—1—
May is mental health awareness month, and today is mental wellness day at the high school. It's a half day and the kids have no structured classes; they listen to a speaker talk about mental health and then do various activities like watercolor painting outside or petting a dog or yoga or whatever.
My 16-year-old told me about it and said, "I think the best thing I could do for my mental health is sleep in." So she's staying home and skipping mental wellness day, but only for wellness purposes.
—2—
Sunday was my birthday! I'm forty now.
Ten years ago when I had my 30th birthday, it felt a little rocky. It was a big adjustment going from my 20s (you can still play a high schooler on TV) to my 30s (you're ma'am in the grocery store now.) But I think your 40s are virtually identical to your 30s, so I had no specific feelings about this birthday.
I was crabby that day about everyone leaving their stuff everywhere and not cleaning up after themselves, but I doubt that was age-specific since I've been nagging people about that for at least a hundred years now.
—3—
My 10-year-old made me a birthday card with a picture of a big old slice of Swiss and the words "You're awesome! You're almost as awesome as cheese."
She handed it to me and then confessed, "I don't really like cheese."
I'll let you think about that, because I don't think she did.
—4—
Because Phillip knows I'm currently obsessed with learning Spanish, he got me two books for my birthday. One is a Spanish-language novel that's a little ambitious for my current level of proficiency, but the other one is perfect and I'm reading it right now:
According to Scholastic Books, this is for kids ages 8-12, but I already knew that because my kids have checked it out in English from the library before. |
Smile! is a kids' graphic novel about a girl who goes through braces and dental surgery and headgear and all that stuff. I'm enjoying it, even if it does take me a long time to get through because I have to stop so often to look things up. Plus, I'm learning lots of new teeth-related vocabulary.
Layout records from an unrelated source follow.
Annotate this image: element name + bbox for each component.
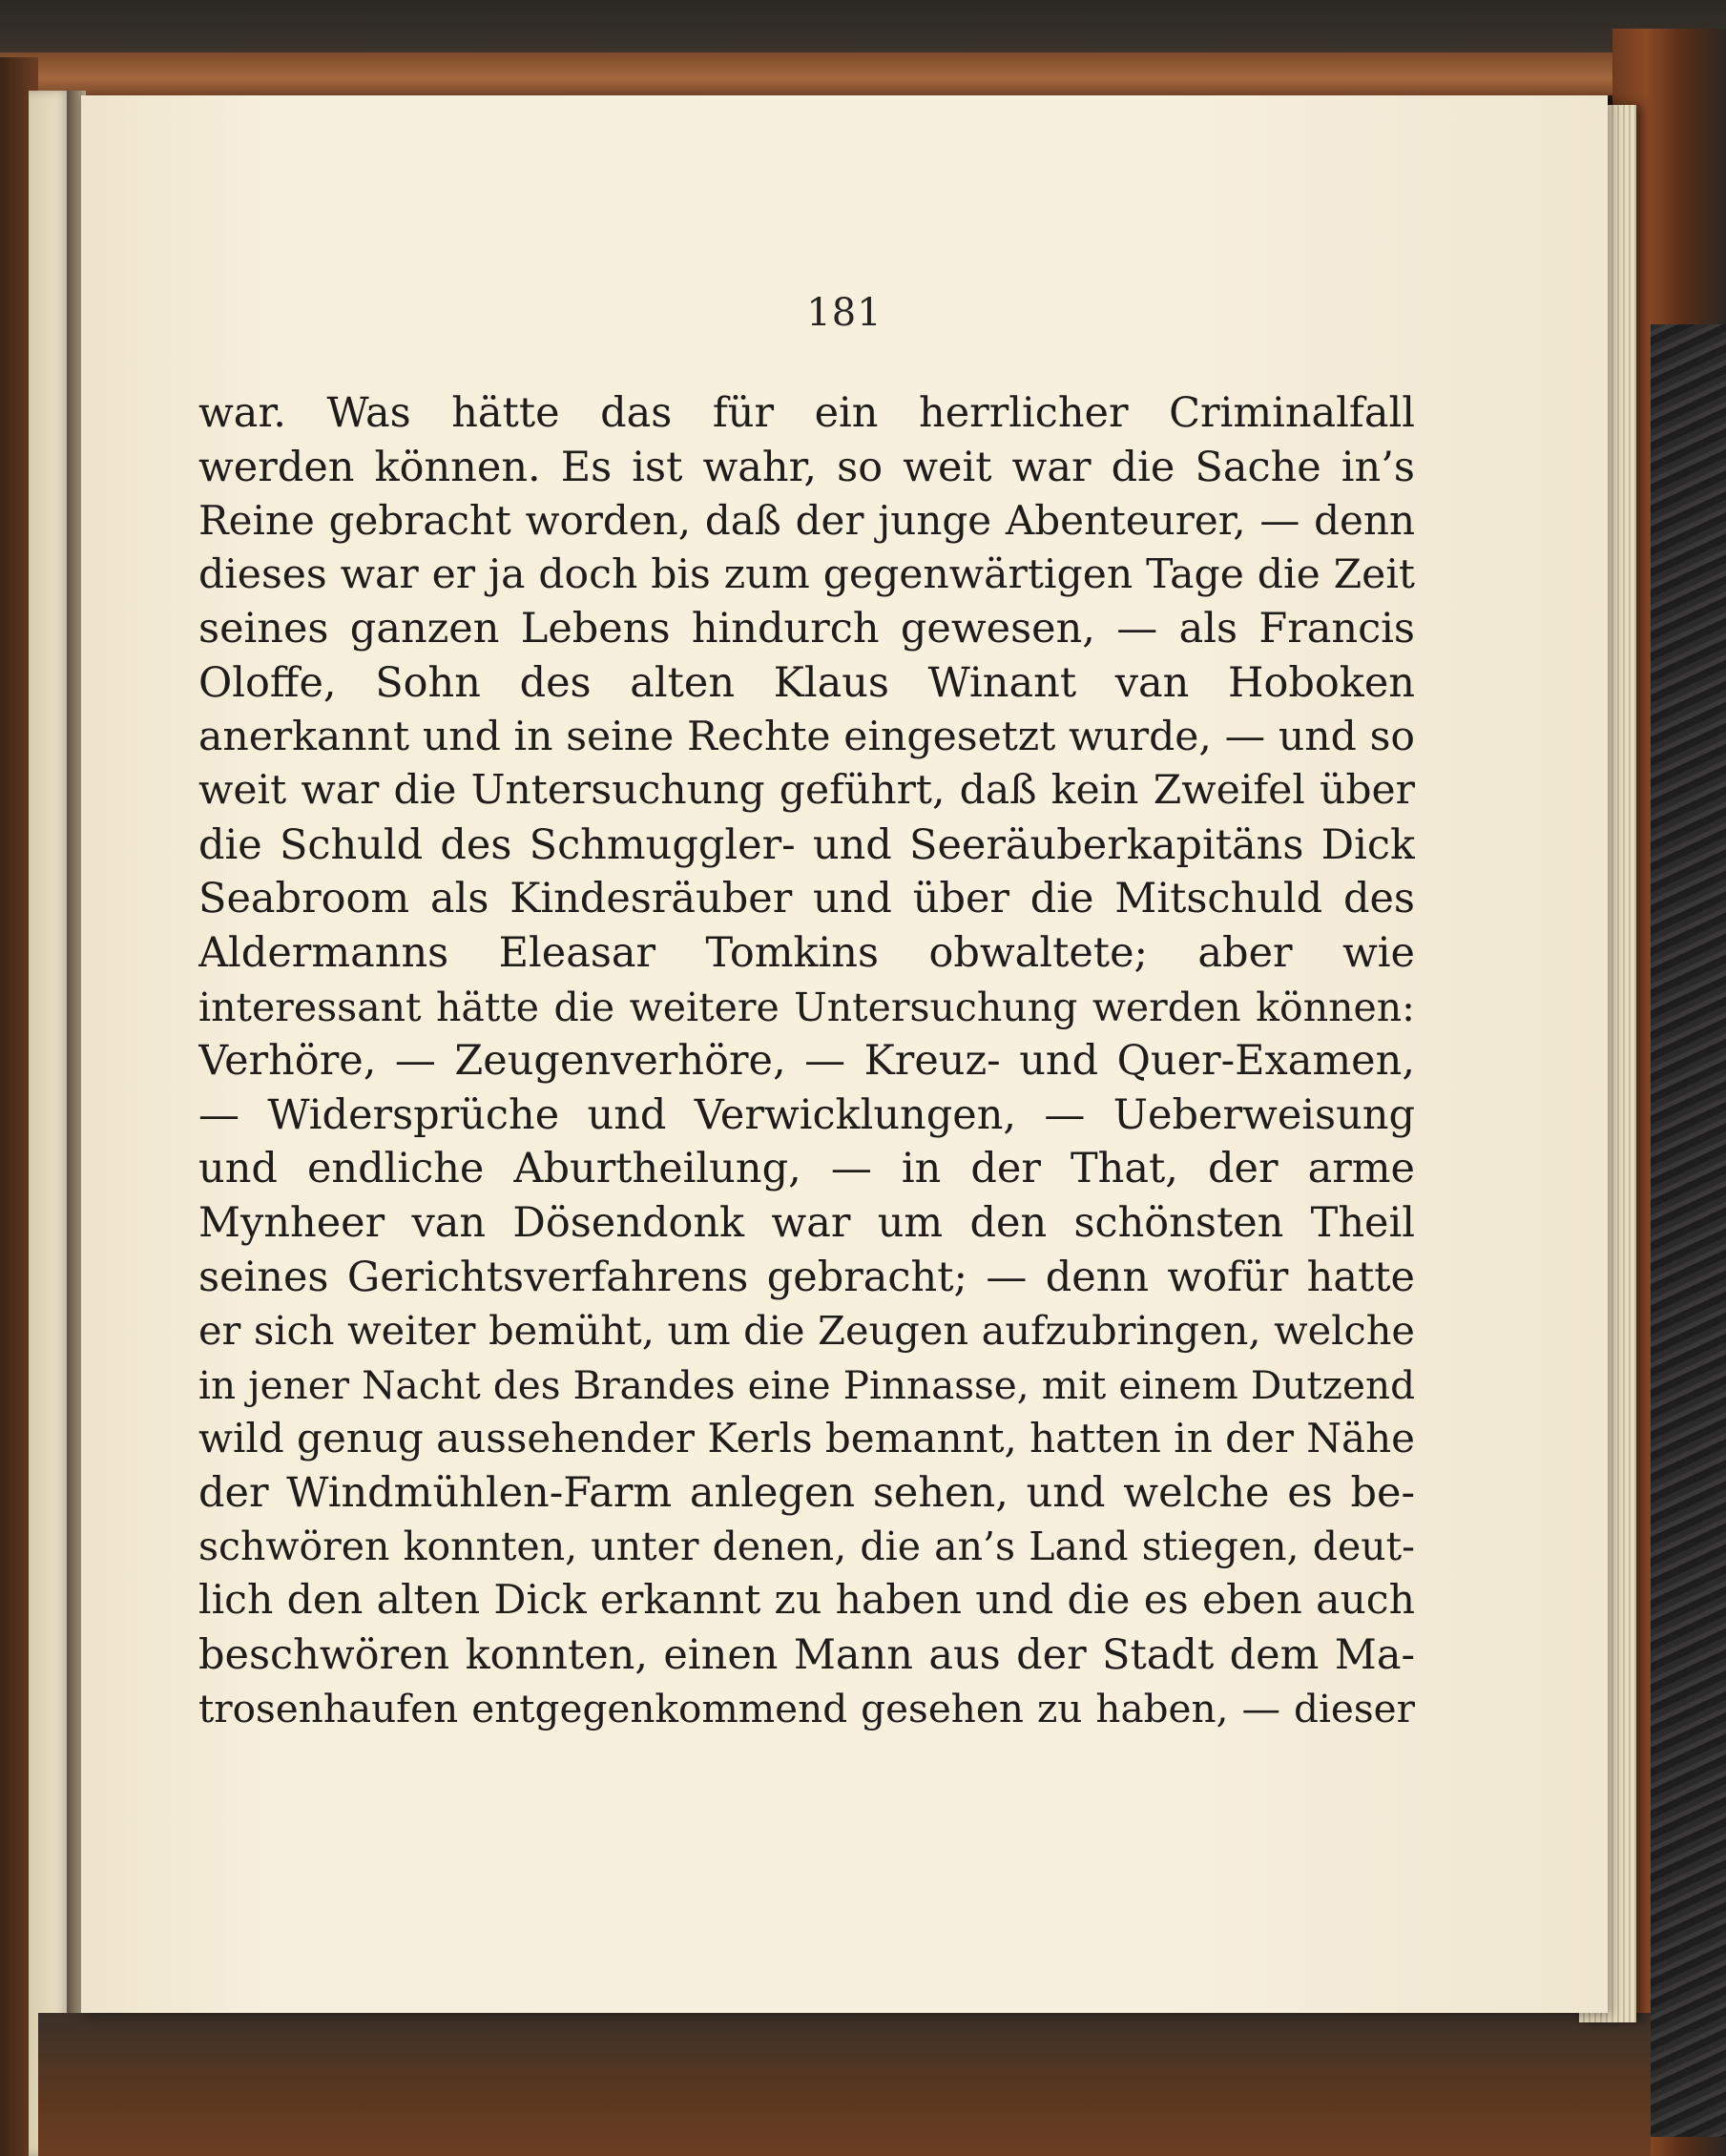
text-line: trosenhaufen entgegenkommend gesehen zu haben, — dieser: [198, 1686, 1415, 1732]
page-number: 181: [806, 291, 883, 335]
text-line: der Windmühlen-Farm anlegen sehen, und welche es be-: [198, 1468, 1415, 1517]
text-line: in jener Nacht des Brandes eine Pinnasse, mit einem Dutzend: [198, 1361, 1415, 1408]
text-line: seines Gerichtsverfahrens gebracht; — denn wofür hatte: [198, 1253, 1415, 1301]
text-line: anerkannt und in seine Rechte eingesetzt wurde, — und so: [198, 713, 1415, 760]
facing-page-edge: [29, 91, 72, 2156]
text-line: Verhöre, — Zeugenverhöre, — Kreuz- und Quer-Examen,: [198, 1037, 1415, 1086]
text-line: war. Was hätte das für ein herrlicher Criminalfall: [198, 389, 1415, 437]
text-line: die Schuld des Schmuggler- und Seeräuberkapitäns Dick: [198, 820, 1415, 869]
body-text: [198, 386, 1415, 1736]
text-line: Reine gebracht worden, daß der junge Abenteurer, — denn: [198, 497, 1415, 545]
text-line: und endliche Aburtheilung, — in der That, der arme: [198, 1145, 1415, 1193]
text-line: Mynheer van Dösendonk war um den schönsten Theil: [198, 1198, 1415, 1247]
text-line: weit war die Untersuchung geführt, daß kein Zweifel über: [198, 767, 1415, 815]
text-line: er sich weiter bemüht, um die Zeugen aufzubringen, welche: [198, 1307, 1415, 1355]
text-line: schwören konnten, unter denen, die an’s Land stiegen, deut-: [198, 1524, 1415, 1570]
text-line: Seabroom als Kindesräuber und über die Mitschuld des: [198, 875, 1415, 923]
text-line: Oloffe, Sohn des alten Klaus Winant van Hoboken: [198, 658, 1415, 707]
text-line: beschwören konnten, einen Mann aus der Stadt dem Ma-: [198, 1630, 1415, 1679]
book-cover-bottom: [38, 2013, 1651, 2156]
text-line: — Widersprüche und Verwicklungen, — Ueberweisung: [198, 1090, 1415, 1139]
text-line: lich den alten Dick erkannt zu haben und die es eben auch: [198, 1577, 1415, 1625]
leather-binding-top: [0, 52, 1698, 95]
text-line: dieses war er ja doch bis zum gegenwärtigen Tage die Zeit: [198, 550, 1415, 598]
text-line: seines ganzen Lebens hindurch gewesen, — als Francis: [198, 605, 1415, 653]
text-line: interessant hätte die weitere Untersuchung werden können:: [198, 984, 1415, 1030]
text-line: werden können. Es ist wahr, so weit war die Sache in’s: [198, 443, 1415, 491]
marbled-board: [1651, 324, 1726, 2137]
book-page: [81, 95, 1608, 2013]
text-line: wild genug aussehender Kerls bemannt, hatten in der Nähe: [198, 1415, 1415, 1462]
text-line: Aldermanns Eleasar Tomkins obwaltete; aber wie: [198, 928, 1415, 977]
I may struggle mightily to put together basic sentences in Spanish, but at least now I have the word sobremordida in my pocket in case I'm ever stranded in Central America and need to talk to someone about my overbite.
—5—
I've been spending a lot of time on my language exchange app, texting and talking with native Spanish-speakers. Sometimes we talk in Spanish, sometimes English so we can both practice the languages we're trying to learn.
At dinner one night we were talking about our respective days, and I shared that I'd taught a friend from Mexico the English word "diaper."
"How do you say 'diaper' in Spanish?" my 6-year-old asked.
"PaƱal," I told him.
A mischievous grin spread across his face and he asked, "How do you say 'You are a __________'"?
6-year-olds are so subtle. I'm 100% sure that within a week I'll be getting calls from the school about my kindergartner running around calling people diapers in Spanish on the playground.
—6—
The other morning I was startled by a loud knock at the door. I answered it and was startled to see two police officers standing there.
"Is everything okay?" one of them asked me.
I'm sure I looked like a deer in the headlights and stammered yes, wondering why they were asking me that and was something wrong with Phillip or one of the kids.
"There's some road work going on a few blocks over and they thought they heard a woman screaming," the officer explained, and then we both looked over at the neighbor's yard where a series of shrill, piercing yelps was coming from their very yippy dog.
"Sorry to bother you, Ma'am," the officers said, and headed over to the neighbor's house.
Hilarious? Yes. But my flight or fight response kicked in after they left, and I started sweating buckets thinking of all the bad news they could've been there to deliver. Yikes.
—7—
After every meet, my son's track team recognizes a runner who did an exceptionally good job. In cross-country they started giving out pineapples and calling it the Golden Pineapple Award, and then it carried over to track where they do the same thing but with dragonfruit.
So my son came home with a dragonfruit.
Have you ever seen a dragonfruit? It is the weirdest thing. It looks so beautiful with its vivid reddish pink skin and unusual shape. And then you cut it open and it looks even more exotic, like a kiwi but with white flesh. So you have all these high expectations for how in the world this marvelous fruit will taste and then you cut it open and scoop some out and it's like... wet paper.
I didn't take any pictures because I didn't think of it, but here's a video of kids trying weird fruit so you can see what it looks like.
1 comment:
Happy Birthday!
40 is wonderful - it's like a license to not care about anything you don't want to anymore. And less self conscious about asking for things. It's a liberating time!
As much as I would like the energy levels of my late 20's again, the confidence and complete lack of interest in other's opinions I have after 40 is so worth it.
(Not in a sociopathic way - just knowing what's important, what's small, and what is just stupid traditions or expectations I have no intention of fulfilling.)